One – Well, like the rest of us, the jailer was kind of freaked out. But he figured that following Paul and Silas’ God was probably a good idea, so he asked them what he needed to do, to be saved. They told him, ‘Believe in the Lord Jesus Christ and you will be saved.” So he did, and he was!
Two – Just like that?! Accept Jesus, say sorry and get a free ticket to paradise! I’m sorry, I just don’t buy it!
One – You don’t need to… as you said, it’s a free gift, you just have to accept it.
Two – Whatever! Carry on
One – There’s not much more to tell, the jailer took Paul and Silas to his home.

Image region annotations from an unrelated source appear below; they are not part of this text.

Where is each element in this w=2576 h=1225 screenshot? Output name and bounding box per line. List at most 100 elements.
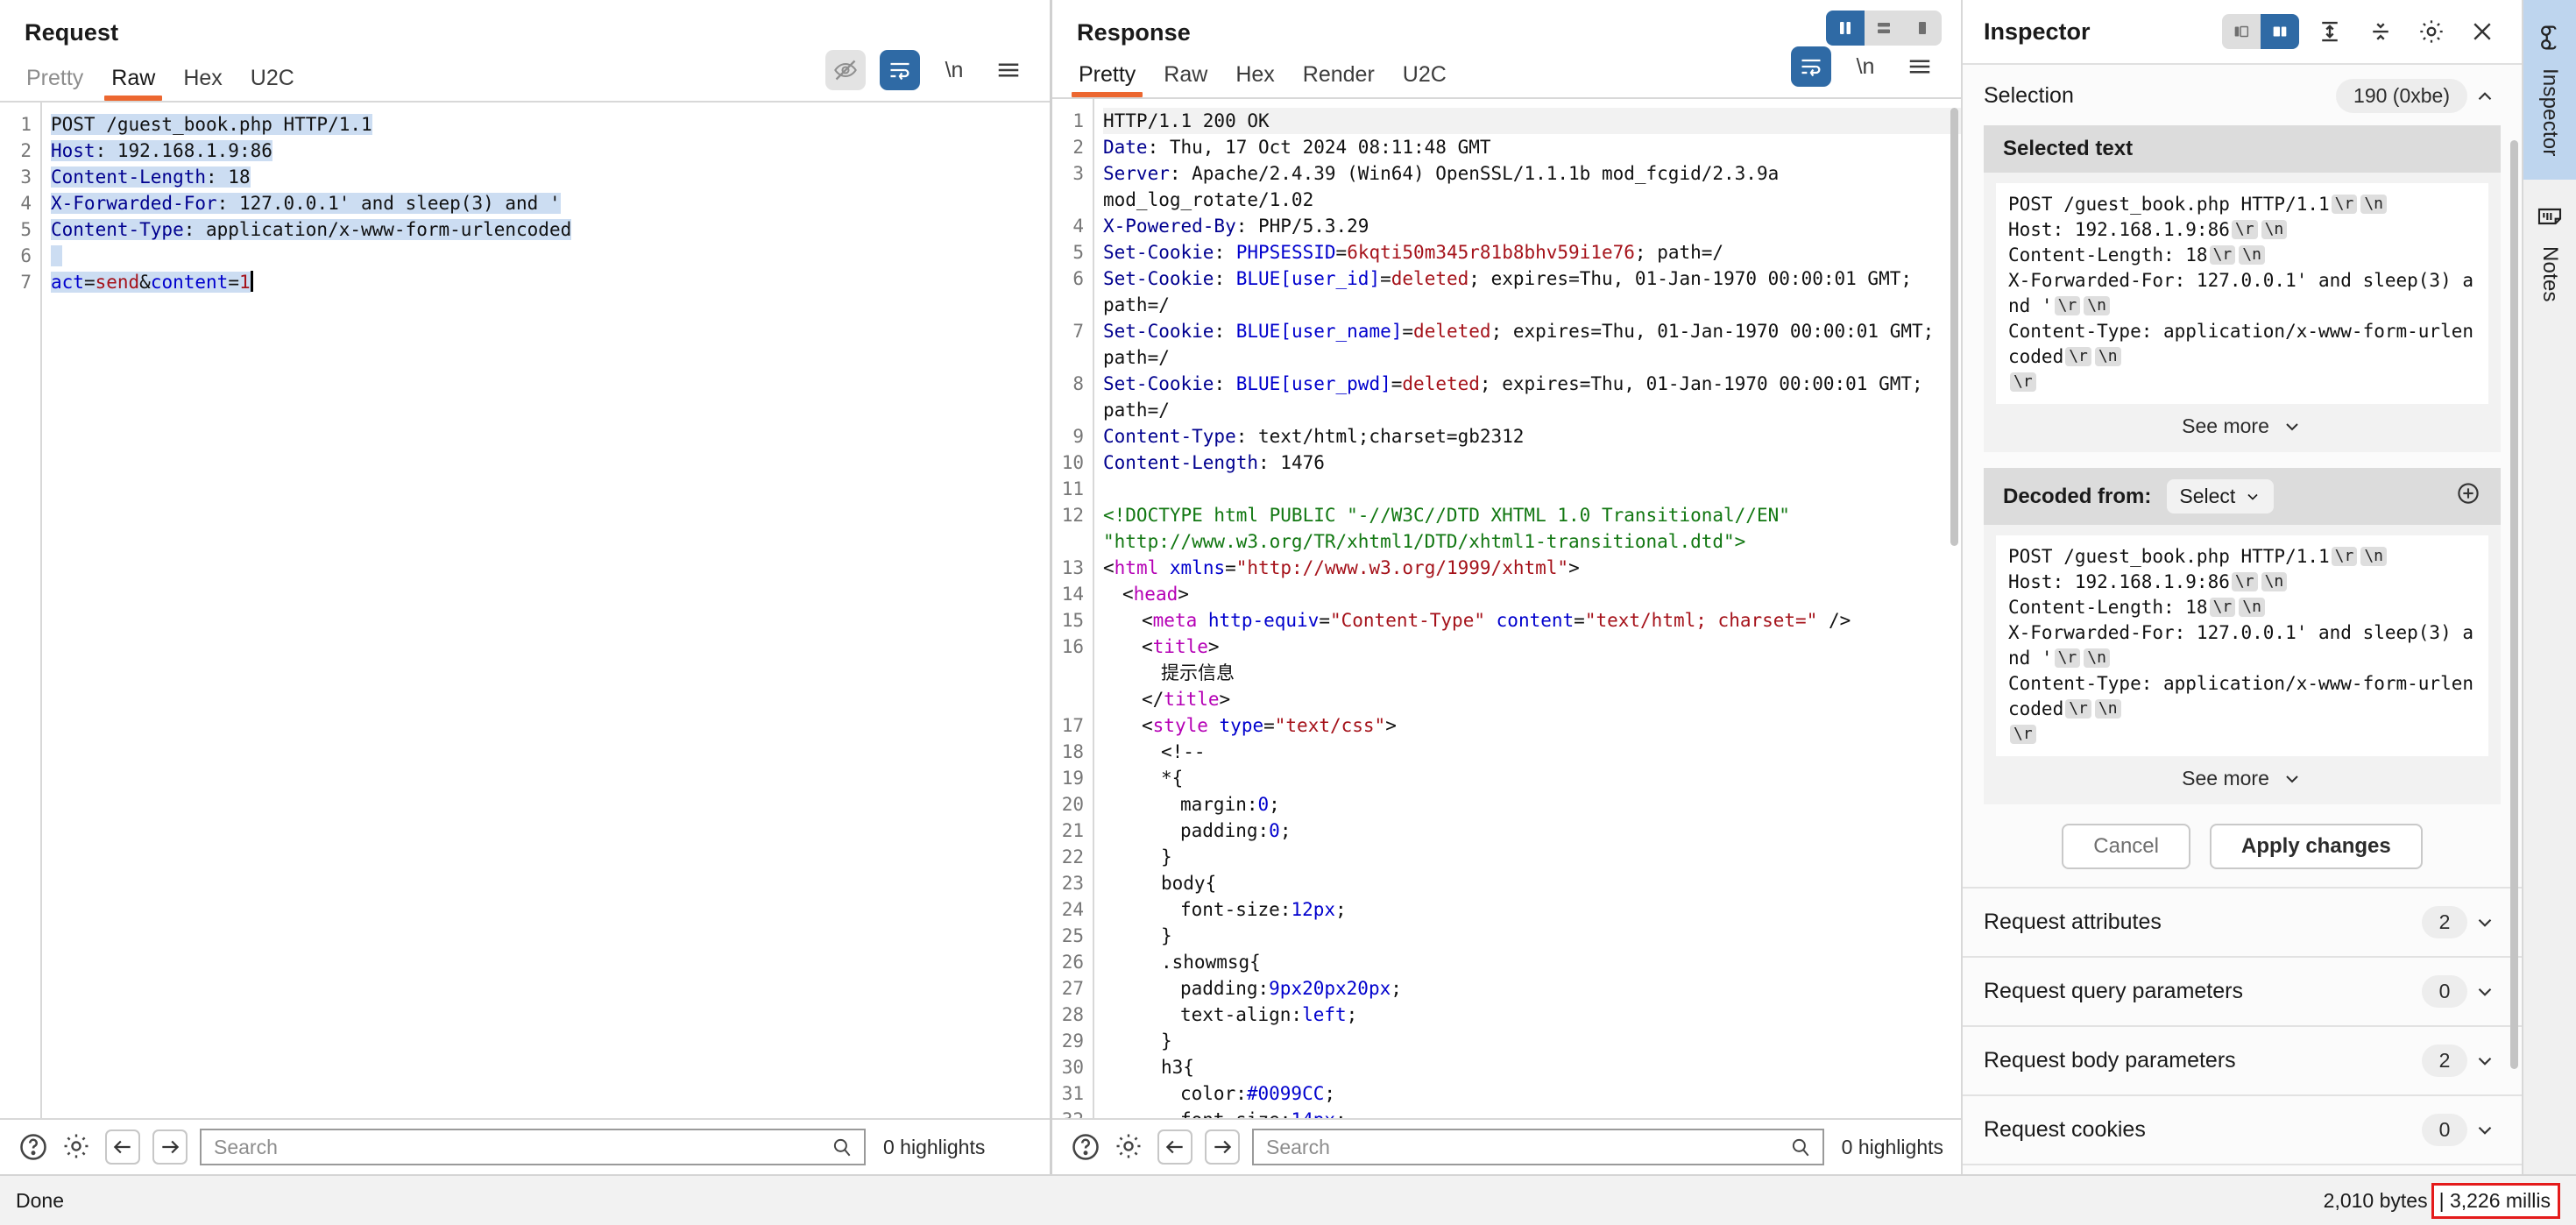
decoded-from-select[interactable]: Select — [2167, 479, 2275, 513]
line-number: 8 — [1072, 373, 1084, 395]
chevron-down-icon[interactable] — [2467, 1119, 2502, 1142]
text-caret — [250, 271, 253, 292]
tab-request-hex[interactable]: Hex — [169, 67, 236, 101]
selection-label: Selection — [1984, 83, 2074, 108]
line-number: 29 — [1061, 1030, 1084, 1052]
request-search-input[interactable] — [214, 1135, 831, 1159]
escaped-text-line: Content-Type: application/x-www-form-url… — [2008, 321, 2474, 367]
menu-icon[interactable] — [1900, 46, 1940, 87]
eye-off-icon[interactable] — [825, 50, 866, 90]
tab-request-u2c[interactable]: U2C — [237, 67, 308, 101]
response-panel: Response Pretty Raw Hex Render U2C \n 1 … — [1052, 0, 1961, 1174]
vertical-tab-inspector[interactable]: Inspector — [2523, 0, 2576, 180]
cancel-button[interactable]: Cancel — [2062, 824, 2190, 869]
tab-response-hex[interactable]: Hex — [1221, 64, 1288, 97]
expand-all-icon[interactable] — [2310, 11, 2350, 52]
selected-text-title: Selected text — [2003, 137, 2134, 160]
split-vertical-icon[interactable] — [1826, 11, 1865, 46]
newline-toggle-icon[interactable]: \n — [934, 50, 974, 90]
tab-request-pretty[interactable]: Pretty — [12, 67, 97, 101]
line-number: 1 — [20, 114, 32, 135]
gear-icon[interactable] — [2411, 11, 2452, 52]
gear-icon[interactable] — [61, 1131, 93, 1163]
tab-response-render[interactable]: Render — [1289, 64, 1389, 97]
gear-icon[interactable] — [1114, 1131, 1145, 1163]
help-icon[interactable] — [18, 1131, 49, 1163]
chevron-down-icon[interactable] — [2467, 1050, 2502, 1073]
request-editor[interactable]: 1 2 3 4 5 6 7 POST /guest_book.php HTTP/1.1 Hos… — [0, 103, 1050, 1118]
word-wrap-icon[interactable] — [880, 50, 920, 90]
chevron-down-icon[interactable] — [2467, 911, 2502, 934]
tab-response-raw[interactable]: Raw — [1150, 64, 1221, 97]
newline-label: \n — [1856, 53, 1875, 79]
selected-text-content[interactable]: POST /guest_book.php HTTP/1.1 \r \n Host: 1… — [1996, 183, 2488, 404]
response-editor[interactable]: 123.456.7.8.9101112.13141516171819202122… — [1052, 99, 1961, 1118]
word-wrap-icon[interactable] — [1791, 46, 1831, 88]
decoded-from-see-more[interactable]: See more — [1996, 756, 2488, 796]
line-number-continuation: . — [1052, 528, 1084, 555]
code-line: body{ — [1161, 873, 1217, 895]
response-search-input[interactable] — [1266, 1135, 1789, 1159]
section-count-badge: 2 — [2422, 1044, 2467, 1077]
line-number: 6 — [20, 245, 32, 266]
line-number: 6 — [1072, 268, 1084, 290]
single-pane-icon[interactable] — [1903, 11, 1942, 46]
inspector-section-request-body-parameters[interactable]: Request body parameters 2 — [1963, 1025, 2522, 1094]
note-document-icon — [2537, 208, 2562, 224]
inspector-section-request-headers[interactable]: Request headers4 — [1963, 1164, 2522, 1174]
code-line: Set-Cookie: PHPSESSID=6kqti50m345r81b8bh… — [1103, 242, 1724, 264]
help-icon[interactable] — [1070, 1131, 1101, 1163]
plus-circle-icon[interactable] — [2455, 480, 2481, 513]
request-line-numbers: 1 2 3 4 5 6 7 — [0, 103, 40, 1118]
vertical-tab-notes[interactable]: Notes — [2523, 180, 2576, 325]
line-number: 32 — [1052, 1107, 1084, 1118]
decoded-from-content[interactable]: POST /guest_book.php HTTP/1.1 \r \n Host: 1… — [1996, 535, 2488, 756]
escape-char-chip: \r — [2054, 648, 2081, 668]
chevron-down-icon[interactable] — [2467, 981, 2502, 1003]
request-search-field[interactable] — [200, 1129, 866, 1165]
close-icon[interactable] — [2462, 11, 2502, 52]
search-next-button[interactable] — [1205, 1129, 1240, 1165]
menu-icon[interactable] — [988, 50, 1029, 90]
chevron-up-icon[interactable] — [2467, 85, 2502, 108]
newline-toggle-icon[interactable]: \n — [1845, 46, 1886, 87]
escape-char-chip: \n — [2261, 572, 2288, 591]
inspector-scrollbar[interactable] — [2510, 140, 2518, 1069]
request-code-content[interactable]: POST /guest_book.php HTTP/1.1 Host: 192.1… — [40, 103, 1050, 1118]
section-label: Request cookies — [1984, 1117, 2146, 1142]
selected-text-see-more[interactable]: See more — [1996, 404, 2488, 443]
search-prev-button[interactable] — [105, 1129, 140, 1165]
search-next-button[interactable] — [152, 1129, 188, 1165]
response-code-content[interactable]: HTTP/1.1 200 OK Date: Thu, 17 Oct 2024 08… — [1093, 99, 1961, 1118]
escape-char-chip: \r — [2054, 296, 2081, 315]
panel-left-icon[interactable] — [2222, 14, 2261, 49]
response-scrollbar[interactable] — [1950, 108, 1958, 547]
line-number: 30 — [1061, 1057, 1084, 1079]
code-line: Content-Type: text/html;charset=gb2312 — [1103, 426, 1525, 448]
escaped-text-line: Host: 192.168.1.9:86 \r \n — [2008, 570, 2476, 595]
code-line: Host: 192.168.1.9:86 — [51, 140, 272, 161]
selection-row[interactable]: Selection 190 (0xbe) — [1963, 65, 2522, 125]
tab-response-u2c[interactable]: U2C — [1389, 64, 1461, 97]
split-horizontal-icon[interactable] — [1865, 11, 1903, 46]
escape-char-chip: \r — [2065, 347, 2091, 366]
panel-right-icon[interactable] — [2261, 14, 2299, 49]
inspector-section-request-query-parameters[interactable]: Request query parameters 0 — [1963, 956, 2522, 1025]
search-prev-button[interactable] — [1157, 1129, 1192, 1165]
tab-request-raw[interactable]: Raw — [97, 67, 169, 101]
code-line: font-size:14px; — [1103, 1107, 1961, 1118]
escape-char-chip: \n — [2094, 699, 2121, 719]
glasses-icon — [2541, 25, 2557, 50]
chevron-down-icon — [2286, 422, 2298, 430]
right-vertical-tab-strip: Inspector Notes — [2522, 0, 2576, 1174]
inspector-section-request-attributes[interactable]: Request attributes 2 — [1963, 887, 2522, 956]
tab-response-pretty[interactable]: Pretty — [1065, 64, 1150, 98]
escape-char-chip: \n — [2084, 296, 2110, 315]
apply-changes-button[interactable]: Apply changes — [2210, 824, 2423, 869]
section-count-badge: 0 — [2422, 975, 2467, 1008]
collapse-all-icon[interactable] — [2360, 11, 2401, 52]
response-search-field[interactable] — [1252, 1129, 1824, 1165]
vertical-tab-notes-label: Notes — [2538, 245, 2562, 302]
inspector-section-request-cookies[interactable]: Request cookies 0 — [1963, 1094, 2522, 1164]
request-highlight-count: 0 highlights — [883, 1135, 986, 1158]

They baptised him and his family and his wife cooked them a meal.
Two – Now I get it! They get a free meal and a nice bed then disappear leaving you lot to rot here! Very clever
One – They came back!
Two – They what?!
One – Sure, they were here the next morning when the magistrate ordered their release, but Paul was not going to leave quietly.
Two – Why am I not surprised?
One – You see, Paul and Silas are Roman citizens and the Roman authorities would not be happy to find out that they had been beaten and imprisoned without a trial. Paul made the magistrate come down to this squalor and escort Paul and Silas out of here! Excellent!
Two – So what the point of this little episode? To show that if you’re on God’s side you are free whatever your circumstances?
One – Now you’re learning. It also shows that God has the power to break anything that has a hold over his people – he can set you free from anything that is holding you back from living the maxed-out life he has planned for you… By the way, you better hope Paul doesn’t go to Athens.
Two – Why not?
One – If I know Paul, he’ll use your ‘unknown god’ to tell people about his God. When they realise that this is the One and Only True God, your business will be ruined!
Two – (Panicking) I’ve got to get out of here… now!
One – You could always try singing a hymn!
Two – I only know ‘Cwm by i’ar’! (Kum by ya)
One – In that case, my friend, have a seat… you could be here a long time!